Real success in school should be multidimensional and holistic. A successful school year should not merely be determined by good grades and positive deportment. A successful school year should hopefully be measured by how a student grows holistically as a human being - spiritually, emotionally, psychologically and academically. As parents, we want our children to succeed and become all that they can be.
As parents, it is our responsibility to create a life-giving environment in our homes and within our schools. Both environments should empower our children to use all of their gifts and talents, so that they can grow on all levels. The parent-school connection must be consistent and supportive. As parents, we cannot undermine what our children's teachers are trying to achieve. We must keep the lines of communication open at all times.
As the children begin a new school year, we need to revisit our priorities. Our children's academic success both in and outside of the classroom must be our top priority. We must not allow our children to pit us against their teachers. We must do everything we can to support our teachers efforts on behalf of our children, even if at times it's inconvenient.
School should be seen as a gift and not as an entitlement to be abused. With the new school year unfolding, our kids should get the clear message that they are not going to Club Med! Their education must be serious business and they must make a serious commitment to the whole experience. They should expect homework, and as parents, we should see to it that they are attentive to all their assignments. We should not make excuses for their noncompliance. Schoolwork should be their first order of business, even when it comes to athletics. Hopefully, they will learn how to balance school, sports and other extracurricular activities.
Our schools need to be clear with students and parents about their academic mission. Administrators and teachers should not compromise academic integrity to support athletic programs and other extracurricular activities. To the contrary, each school entity should work with each other to mutually empower our students to be successful in each area of interest without compromising academic success.

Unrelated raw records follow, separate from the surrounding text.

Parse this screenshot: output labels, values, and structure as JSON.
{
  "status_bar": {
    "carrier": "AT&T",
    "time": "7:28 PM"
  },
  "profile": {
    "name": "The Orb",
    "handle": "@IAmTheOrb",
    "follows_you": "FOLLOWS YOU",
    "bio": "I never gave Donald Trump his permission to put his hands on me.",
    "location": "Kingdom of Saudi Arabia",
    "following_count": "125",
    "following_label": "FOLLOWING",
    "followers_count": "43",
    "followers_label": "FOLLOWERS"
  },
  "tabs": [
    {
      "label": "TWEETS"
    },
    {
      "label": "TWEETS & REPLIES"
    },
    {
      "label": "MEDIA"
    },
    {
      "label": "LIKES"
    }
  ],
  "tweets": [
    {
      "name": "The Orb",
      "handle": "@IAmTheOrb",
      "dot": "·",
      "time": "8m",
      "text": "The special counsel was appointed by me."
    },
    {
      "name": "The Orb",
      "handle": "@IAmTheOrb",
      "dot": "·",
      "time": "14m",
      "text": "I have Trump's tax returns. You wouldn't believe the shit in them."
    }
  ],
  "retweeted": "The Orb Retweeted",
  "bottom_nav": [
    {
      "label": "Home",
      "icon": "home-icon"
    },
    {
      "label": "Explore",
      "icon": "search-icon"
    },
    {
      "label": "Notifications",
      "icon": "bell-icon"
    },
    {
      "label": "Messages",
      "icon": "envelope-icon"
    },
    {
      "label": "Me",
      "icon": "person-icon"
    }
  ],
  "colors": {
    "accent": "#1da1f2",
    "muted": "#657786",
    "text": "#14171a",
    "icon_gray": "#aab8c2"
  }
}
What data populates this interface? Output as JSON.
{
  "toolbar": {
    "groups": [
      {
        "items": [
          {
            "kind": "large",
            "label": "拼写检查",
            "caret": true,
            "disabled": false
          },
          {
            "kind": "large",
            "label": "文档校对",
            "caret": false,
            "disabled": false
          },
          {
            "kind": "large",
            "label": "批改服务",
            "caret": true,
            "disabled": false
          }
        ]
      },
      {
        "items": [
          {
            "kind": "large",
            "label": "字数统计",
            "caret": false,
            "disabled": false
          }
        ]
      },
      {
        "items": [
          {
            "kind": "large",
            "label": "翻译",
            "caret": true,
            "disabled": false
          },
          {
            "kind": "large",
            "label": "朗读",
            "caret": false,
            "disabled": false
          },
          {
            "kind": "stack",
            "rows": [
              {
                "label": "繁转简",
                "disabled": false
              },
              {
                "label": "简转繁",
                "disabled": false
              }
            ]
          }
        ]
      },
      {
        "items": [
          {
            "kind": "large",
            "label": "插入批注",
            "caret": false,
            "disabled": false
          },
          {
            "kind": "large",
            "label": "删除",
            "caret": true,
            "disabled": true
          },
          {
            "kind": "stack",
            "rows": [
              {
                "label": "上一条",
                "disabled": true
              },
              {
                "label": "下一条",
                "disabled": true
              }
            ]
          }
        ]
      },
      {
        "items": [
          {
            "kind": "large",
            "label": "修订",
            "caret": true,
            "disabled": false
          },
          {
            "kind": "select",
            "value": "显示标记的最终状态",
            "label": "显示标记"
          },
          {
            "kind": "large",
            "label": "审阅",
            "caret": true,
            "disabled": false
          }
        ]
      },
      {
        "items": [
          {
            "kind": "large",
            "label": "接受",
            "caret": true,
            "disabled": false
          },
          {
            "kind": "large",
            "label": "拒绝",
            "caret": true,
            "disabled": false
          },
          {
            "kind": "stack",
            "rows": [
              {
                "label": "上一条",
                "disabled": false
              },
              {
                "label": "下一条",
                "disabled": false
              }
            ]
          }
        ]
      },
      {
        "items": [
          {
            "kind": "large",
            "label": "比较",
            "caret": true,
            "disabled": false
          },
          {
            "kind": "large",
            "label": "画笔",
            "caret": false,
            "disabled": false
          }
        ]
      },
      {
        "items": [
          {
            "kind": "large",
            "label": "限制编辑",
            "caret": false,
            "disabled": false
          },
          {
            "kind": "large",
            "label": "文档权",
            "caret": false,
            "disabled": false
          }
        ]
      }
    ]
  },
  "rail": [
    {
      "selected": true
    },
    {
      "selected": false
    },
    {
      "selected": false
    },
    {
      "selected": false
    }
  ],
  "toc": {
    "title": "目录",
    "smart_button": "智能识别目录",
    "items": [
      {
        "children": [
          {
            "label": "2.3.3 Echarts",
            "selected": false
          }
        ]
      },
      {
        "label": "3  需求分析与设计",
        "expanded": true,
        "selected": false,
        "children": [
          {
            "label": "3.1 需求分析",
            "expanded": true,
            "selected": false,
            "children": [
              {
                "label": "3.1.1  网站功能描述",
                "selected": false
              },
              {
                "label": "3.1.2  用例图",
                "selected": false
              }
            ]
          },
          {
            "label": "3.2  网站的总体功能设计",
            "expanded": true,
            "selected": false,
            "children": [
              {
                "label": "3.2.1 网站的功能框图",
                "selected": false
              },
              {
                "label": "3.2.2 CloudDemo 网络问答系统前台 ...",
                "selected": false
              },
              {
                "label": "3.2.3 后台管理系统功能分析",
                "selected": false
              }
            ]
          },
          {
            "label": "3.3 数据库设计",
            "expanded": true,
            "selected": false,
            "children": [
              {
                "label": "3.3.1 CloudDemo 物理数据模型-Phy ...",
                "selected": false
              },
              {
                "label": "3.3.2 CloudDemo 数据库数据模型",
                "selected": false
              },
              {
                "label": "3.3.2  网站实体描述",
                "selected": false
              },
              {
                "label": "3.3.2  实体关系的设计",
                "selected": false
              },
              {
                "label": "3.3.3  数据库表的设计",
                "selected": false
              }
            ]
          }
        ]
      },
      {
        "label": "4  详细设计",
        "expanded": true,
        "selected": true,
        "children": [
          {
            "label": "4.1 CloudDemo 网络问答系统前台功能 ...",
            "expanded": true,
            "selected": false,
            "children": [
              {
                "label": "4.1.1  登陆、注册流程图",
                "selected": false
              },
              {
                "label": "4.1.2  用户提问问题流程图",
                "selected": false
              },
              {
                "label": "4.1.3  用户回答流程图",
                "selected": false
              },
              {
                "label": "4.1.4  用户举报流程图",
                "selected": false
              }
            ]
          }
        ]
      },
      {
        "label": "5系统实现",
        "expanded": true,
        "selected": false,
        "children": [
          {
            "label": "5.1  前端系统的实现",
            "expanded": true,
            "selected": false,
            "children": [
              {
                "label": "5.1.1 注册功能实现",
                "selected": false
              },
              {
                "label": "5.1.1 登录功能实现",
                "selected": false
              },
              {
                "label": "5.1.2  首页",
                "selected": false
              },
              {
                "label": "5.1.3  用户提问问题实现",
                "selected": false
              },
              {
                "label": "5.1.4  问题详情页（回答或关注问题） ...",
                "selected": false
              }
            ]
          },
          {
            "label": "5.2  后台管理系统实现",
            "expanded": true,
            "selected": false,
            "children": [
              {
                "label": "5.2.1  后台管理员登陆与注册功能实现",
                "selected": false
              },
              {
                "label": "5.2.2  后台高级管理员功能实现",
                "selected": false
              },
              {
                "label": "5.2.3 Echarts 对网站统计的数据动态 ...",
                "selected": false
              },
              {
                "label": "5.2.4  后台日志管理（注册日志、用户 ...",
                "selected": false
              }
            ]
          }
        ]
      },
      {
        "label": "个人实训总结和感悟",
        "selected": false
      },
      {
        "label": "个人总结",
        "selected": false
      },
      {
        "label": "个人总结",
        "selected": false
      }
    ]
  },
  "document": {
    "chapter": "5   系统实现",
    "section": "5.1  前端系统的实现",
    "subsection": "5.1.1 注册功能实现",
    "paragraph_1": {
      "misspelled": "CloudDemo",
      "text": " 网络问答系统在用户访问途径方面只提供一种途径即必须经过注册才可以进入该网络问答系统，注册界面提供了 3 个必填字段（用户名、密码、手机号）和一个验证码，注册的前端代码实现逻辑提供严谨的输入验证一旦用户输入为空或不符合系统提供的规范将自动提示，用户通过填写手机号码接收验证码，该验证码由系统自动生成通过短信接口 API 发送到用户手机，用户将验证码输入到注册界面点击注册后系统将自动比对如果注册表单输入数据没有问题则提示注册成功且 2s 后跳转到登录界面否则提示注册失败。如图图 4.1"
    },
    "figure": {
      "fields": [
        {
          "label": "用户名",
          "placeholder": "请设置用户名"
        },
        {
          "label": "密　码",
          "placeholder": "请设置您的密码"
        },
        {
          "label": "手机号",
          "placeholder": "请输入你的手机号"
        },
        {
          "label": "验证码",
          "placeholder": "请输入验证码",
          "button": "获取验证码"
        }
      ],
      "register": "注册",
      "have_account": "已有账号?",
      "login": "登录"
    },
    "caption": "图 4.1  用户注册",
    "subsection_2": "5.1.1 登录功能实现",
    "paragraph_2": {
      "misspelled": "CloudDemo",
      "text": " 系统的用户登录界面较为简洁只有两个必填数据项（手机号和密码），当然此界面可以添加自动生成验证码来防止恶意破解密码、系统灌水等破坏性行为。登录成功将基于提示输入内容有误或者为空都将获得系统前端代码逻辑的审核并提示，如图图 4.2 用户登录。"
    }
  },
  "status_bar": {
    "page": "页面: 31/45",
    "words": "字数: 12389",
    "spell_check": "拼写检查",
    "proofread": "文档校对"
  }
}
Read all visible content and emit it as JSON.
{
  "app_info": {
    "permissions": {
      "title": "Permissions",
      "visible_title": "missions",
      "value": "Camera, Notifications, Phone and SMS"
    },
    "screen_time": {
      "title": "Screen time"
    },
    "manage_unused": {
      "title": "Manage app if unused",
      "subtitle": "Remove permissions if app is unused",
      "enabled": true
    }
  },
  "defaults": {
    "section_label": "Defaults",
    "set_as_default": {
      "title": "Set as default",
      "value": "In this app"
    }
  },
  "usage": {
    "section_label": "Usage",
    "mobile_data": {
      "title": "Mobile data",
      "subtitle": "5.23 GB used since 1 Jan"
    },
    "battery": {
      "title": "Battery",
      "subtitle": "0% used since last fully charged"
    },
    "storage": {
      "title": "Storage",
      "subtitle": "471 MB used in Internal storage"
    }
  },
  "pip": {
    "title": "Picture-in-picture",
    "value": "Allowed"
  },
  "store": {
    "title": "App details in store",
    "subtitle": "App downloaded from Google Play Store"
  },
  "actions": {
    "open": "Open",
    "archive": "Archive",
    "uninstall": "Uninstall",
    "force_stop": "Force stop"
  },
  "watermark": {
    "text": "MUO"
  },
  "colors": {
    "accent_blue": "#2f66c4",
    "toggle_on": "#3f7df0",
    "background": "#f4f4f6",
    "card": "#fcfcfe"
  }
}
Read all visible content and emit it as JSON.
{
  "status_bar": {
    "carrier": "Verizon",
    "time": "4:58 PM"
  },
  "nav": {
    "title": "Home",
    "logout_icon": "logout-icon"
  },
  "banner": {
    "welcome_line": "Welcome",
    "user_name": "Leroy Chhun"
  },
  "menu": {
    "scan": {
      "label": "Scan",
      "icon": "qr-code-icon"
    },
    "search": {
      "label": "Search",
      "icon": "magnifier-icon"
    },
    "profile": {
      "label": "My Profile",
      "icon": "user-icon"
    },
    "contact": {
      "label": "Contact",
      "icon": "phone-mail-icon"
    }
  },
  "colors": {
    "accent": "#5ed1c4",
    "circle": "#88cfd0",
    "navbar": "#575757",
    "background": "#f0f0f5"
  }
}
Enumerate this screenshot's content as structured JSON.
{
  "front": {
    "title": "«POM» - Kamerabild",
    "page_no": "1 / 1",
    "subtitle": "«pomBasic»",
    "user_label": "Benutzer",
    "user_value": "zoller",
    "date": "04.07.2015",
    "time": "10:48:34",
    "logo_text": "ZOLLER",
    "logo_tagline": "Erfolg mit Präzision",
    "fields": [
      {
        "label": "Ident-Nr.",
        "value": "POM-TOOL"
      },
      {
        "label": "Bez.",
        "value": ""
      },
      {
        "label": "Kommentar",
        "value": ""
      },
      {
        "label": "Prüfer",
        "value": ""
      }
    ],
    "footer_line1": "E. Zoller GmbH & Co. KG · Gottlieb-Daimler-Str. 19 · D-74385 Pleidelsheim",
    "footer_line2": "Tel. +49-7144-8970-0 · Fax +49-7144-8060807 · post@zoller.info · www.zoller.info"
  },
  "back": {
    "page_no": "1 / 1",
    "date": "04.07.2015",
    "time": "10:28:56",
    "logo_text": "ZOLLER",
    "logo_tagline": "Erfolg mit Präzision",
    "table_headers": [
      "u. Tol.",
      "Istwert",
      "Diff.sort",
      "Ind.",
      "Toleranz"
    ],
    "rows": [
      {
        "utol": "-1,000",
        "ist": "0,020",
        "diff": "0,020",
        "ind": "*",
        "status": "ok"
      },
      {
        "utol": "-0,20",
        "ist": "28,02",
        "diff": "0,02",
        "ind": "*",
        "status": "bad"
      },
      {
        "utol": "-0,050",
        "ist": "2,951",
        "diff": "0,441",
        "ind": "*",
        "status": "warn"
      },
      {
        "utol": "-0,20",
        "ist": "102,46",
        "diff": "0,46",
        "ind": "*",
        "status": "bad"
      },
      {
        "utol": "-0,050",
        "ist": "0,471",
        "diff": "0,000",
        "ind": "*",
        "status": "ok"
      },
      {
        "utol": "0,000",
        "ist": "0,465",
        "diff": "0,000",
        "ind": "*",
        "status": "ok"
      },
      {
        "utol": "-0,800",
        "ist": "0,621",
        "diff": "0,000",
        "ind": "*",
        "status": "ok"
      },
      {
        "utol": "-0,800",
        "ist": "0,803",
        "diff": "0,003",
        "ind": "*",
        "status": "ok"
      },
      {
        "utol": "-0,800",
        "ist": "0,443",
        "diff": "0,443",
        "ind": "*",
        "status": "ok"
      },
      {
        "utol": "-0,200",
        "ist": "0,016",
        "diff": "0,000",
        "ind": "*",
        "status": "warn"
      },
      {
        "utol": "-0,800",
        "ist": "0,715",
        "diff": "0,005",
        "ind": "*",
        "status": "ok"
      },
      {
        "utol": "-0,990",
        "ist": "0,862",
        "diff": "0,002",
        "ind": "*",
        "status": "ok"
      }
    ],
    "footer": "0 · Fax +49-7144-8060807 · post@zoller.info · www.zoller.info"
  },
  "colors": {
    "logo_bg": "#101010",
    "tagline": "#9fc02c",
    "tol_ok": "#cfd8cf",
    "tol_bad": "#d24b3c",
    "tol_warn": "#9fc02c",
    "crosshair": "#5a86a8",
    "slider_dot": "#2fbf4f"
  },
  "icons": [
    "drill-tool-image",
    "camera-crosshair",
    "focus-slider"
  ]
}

Every school has very clear guidelines regarding school policy. These guidelines speak to student conduct, student eligibility for sports and consequences for academic deficiencies and school cutting. As parents, we should have very clear guidelines for the new school year. We should address curfew and school attendance. We should speak about grades, homework and the consequences for noncompliance. We should also speak about appropriate school dress and appropriate school behavior. These conversations should be shaped around age. Clearly, what a senior in high school is permitted to do should not be the same for a middle school student.
During the week, students should expect to be home for the family meal and should expect to do homework before going out for the evening. Students should expect a curfew that will help them get up early in the morning for school each day.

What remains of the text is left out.